Mechanistic interpretability for non-NLP people, a primer

If you work in control, robotics, or any other field where neural networks are used as components rather than as the whole product, the mechanistic interpretability literature looks intimidating. There is a vocabulary problem. Circuits, features, superposition, induction heads, monosemanticity, sparse autoencoders, probing, patching. Each of these is a real concept with a real reason to exist, but the way the field talks about them assumes you have read the last three years of papers on transformer internals.

This post is a translation. It is the version I wish had existed when I started reading this literature seriously.

Start with the basic question. Mechanistic interpretability is not asking “which input features mattered for this output.” That is the SHAP question, and it has a different shape. Mechanistic interpretability asks “which internal computations did the model actually run to get from input to output.” It treats the network as a program and tries to reverse-engineer the program.

The unit of analysis is the circuit. A circuit is a small subset of neurons, attention heads, and connections that together implement a recognisable computation. The classic example is the induction head, a two-attention-head circuit in transformers that implements pattern completion of the form “A B … A -> B.” Once you know the circuit exists, you can find it, ablate it, and watch the model fail at the task. That is the kind of evidence the field treats as compelling.

Three concepts do most of the work.

Features. A feature is a direction in activation space that corresponds to a human-interpretable concept. “This input mentions the Eiffel Tower.” “This token is the first one of a list.” “Temperature is rising.” Features are the alphabet of the network’s internal language.

Superposition. Networks have far more features than neurons. They solve this by storing features in overlapping linear combinations. This is why you cannot just look at one neuron and read off “this neuron is the temperature neuron.” It almost never works that way. The temperature feature is spread across many neurons, and many other features share those same neurons.

Sparse autoencoders. The current best tool for getting around superposition. You train a wide, sparse autoencoder on the model’s activations and let it discover an over-complete basis. Each basis direction is a candidate feature. With enough scale, many of those features turn out to be human-interpretable.

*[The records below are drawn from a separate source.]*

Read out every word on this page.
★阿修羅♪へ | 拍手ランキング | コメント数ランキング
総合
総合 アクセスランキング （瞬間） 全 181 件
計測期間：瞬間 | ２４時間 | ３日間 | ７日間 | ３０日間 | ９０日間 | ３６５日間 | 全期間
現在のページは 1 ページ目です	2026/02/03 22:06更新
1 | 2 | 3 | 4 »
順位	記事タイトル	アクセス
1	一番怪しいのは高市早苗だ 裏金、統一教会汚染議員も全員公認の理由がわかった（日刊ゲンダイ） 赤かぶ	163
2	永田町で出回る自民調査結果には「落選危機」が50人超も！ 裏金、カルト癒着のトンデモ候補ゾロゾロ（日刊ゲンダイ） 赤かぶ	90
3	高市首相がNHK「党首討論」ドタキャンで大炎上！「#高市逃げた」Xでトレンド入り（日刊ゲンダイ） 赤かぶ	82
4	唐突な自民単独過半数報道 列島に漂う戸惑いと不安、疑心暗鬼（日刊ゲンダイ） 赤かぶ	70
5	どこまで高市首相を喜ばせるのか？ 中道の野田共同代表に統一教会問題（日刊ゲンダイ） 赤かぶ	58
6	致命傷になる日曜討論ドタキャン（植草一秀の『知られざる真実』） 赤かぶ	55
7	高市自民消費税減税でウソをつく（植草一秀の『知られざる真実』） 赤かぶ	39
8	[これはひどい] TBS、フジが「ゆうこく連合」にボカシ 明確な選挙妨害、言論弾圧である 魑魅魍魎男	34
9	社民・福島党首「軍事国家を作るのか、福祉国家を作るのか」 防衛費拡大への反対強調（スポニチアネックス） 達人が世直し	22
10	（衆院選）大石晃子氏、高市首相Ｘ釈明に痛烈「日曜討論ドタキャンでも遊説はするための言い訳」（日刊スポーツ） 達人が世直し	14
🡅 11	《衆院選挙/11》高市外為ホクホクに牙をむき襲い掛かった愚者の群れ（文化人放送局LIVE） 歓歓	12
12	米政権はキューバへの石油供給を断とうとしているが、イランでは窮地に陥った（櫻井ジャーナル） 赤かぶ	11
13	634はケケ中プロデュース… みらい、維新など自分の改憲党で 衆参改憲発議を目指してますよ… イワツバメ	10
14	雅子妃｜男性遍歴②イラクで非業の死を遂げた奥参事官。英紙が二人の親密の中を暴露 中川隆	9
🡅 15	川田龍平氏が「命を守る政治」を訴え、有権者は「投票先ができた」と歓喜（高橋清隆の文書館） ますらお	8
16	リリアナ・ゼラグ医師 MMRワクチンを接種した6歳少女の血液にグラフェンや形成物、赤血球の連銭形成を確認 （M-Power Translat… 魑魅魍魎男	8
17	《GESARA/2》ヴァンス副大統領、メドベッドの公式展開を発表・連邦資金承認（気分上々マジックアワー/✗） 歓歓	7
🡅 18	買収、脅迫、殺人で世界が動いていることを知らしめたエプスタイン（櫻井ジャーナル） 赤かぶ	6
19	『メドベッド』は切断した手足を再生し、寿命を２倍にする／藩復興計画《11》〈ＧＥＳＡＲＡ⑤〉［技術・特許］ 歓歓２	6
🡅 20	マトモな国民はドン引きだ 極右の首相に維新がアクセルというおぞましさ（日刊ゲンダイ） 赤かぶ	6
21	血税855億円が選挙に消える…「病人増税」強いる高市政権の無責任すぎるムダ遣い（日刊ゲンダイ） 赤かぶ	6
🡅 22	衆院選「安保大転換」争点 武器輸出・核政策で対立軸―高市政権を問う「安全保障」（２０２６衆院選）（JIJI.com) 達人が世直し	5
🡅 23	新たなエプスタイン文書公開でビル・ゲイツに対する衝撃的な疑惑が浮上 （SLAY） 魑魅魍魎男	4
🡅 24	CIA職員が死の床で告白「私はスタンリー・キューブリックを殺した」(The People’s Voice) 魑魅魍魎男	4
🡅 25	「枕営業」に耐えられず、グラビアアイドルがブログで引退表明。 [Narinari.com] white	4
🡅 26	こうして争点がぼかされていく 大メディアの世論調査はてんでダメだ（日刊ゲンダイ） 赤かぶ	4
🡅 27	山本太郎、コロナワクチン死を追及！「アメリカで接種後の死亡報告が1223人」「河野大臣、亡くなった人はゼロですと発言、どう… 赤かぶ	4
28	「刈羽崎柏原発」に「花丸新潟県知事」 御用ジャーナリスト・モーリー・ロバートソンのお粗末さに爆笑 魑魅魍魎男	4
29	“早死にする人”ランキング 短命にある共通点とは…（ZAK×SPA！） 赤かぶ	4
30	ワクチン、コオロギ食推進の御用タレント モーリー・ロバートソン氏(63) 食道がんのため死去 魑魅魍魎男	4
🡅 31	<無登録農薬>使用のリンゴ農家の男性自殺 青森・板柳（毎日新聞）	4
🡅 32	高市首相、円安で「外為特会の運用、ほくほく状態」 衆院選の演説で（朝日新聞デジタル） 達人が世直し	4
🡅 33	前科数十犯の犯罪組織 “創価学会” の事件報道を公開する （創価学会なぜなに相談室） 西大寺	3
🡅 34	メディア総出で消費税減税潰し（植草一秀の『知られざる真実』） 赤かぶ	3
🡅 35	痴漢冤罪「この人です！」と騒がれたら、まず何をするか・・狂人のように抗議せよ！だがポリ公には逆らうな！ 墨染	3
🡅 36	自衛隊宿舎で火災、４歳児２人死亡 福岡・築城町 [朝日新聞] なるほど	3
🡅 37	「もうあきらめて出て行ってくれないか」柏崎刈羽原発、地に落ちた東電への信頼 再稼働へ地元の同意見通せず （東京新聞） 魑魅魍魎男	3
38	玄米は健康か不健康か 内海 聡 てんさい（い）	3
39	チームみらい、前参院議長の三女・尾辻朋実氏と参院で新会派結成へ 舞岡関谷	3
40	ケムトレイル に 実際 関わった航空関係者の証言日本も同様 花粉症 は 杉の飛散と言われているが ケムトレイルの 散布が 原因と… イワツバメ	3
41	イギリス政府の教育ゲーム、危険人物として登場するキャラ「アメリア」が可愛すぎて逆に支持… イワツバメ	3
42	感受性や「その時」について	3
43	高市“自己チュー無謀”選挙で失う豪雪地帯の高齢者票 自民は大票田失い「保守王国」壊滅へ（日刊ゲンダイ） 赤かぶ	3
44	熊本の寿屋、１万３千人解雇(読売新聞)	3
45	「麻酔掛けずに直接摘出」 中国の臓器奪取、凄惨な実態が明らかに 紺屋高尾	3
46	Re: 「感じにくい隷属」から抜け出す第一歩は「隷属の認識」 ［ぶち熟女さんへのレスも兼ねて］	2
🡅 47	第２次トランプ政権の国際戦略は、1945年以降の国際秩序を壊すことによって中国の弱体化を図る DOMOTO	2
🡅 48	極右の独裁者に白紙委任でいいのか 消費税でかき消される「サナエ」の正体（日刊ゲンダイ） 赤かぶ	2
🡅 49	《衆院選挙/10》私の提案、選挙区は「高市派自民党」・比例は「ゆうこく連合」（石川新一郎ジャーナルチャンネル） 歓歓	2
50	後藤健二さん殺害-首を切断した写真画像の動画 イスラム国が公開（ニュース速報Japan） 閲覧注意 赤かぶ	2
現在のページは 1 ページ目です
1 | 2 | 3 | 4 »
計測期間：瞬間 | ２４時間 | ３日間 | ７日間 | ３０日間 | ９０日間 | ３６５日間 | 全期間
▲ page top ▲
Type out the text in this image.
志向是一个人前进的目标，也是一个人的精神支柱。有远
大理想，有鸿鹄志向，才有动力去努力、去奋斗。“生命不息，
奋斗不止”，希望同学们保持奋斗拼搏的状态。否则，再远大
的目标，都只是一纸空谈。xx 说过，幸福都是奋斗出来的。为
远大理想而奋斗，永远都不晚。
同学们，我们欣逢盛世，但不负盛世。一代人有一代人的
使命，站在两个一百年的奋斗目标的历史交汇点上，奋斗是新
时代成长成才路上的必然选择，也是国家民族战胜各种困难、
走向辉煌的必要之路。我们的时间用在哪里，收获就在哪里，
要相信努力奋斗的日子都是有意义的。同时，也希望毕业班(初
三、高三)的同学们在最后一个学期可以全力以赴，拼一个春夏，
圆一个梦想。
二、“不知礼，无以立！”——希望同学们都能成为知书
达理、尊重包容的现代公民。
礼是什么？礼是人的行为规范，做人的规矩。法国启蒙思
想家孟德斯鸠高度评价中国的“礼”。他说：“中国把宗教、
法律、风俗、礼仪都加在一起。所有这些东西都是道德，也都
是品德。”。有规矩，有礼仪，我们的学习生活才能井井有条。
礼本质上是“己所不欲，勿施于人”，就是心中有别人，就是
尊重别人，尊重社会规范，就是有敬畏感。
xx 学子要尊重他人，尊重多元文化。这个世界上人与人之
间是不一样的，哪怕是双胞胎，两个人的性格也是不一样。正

Now the part that matters for non-NLP people.

Almost every mechanistic interpretability technique developed for language models transfers to any transformer. If you have a transformer-based controller, a transformer-based world model, a transformer-based perception module, the same toolkit applies. You can probe activations, find features, identify circuits, ablate them, and check whether your causal story holds.

What does not transfer cleanly is the intuition. Language models have a token vocabulary and a discrete, compositional structure that makes features feel natural. A controller that reads continuous sensor inputs does not have tokens. The “alphabet” is harder to even define. That does not mean features are absent. It means we have to do more work to find them.

This is where my current work goes. I take a domain-adapted language model that has been trained to reason about constrained control problems, and I ask the standard mechinterp questions of it. Which features encode the notion of a constraint being binding? Which circuits handle the prediction horizon? Where does the model store the difference between an objective and a constraint? Some of these questions have promising preliminary answers. The full version is in review and I will write about it once it is out.

The takeaway for now is not “go read 40 papers.” The takeaway is this. Mechanistic interpretability is a tractable engineering discipline, not a philosophy. It has its own tools, its own evidence standards, and its own failure modes. If you are deploying a neural network in a loop with humans or hardware, knowing what is inside it is a reasonable engineering expectation, not a research luxury.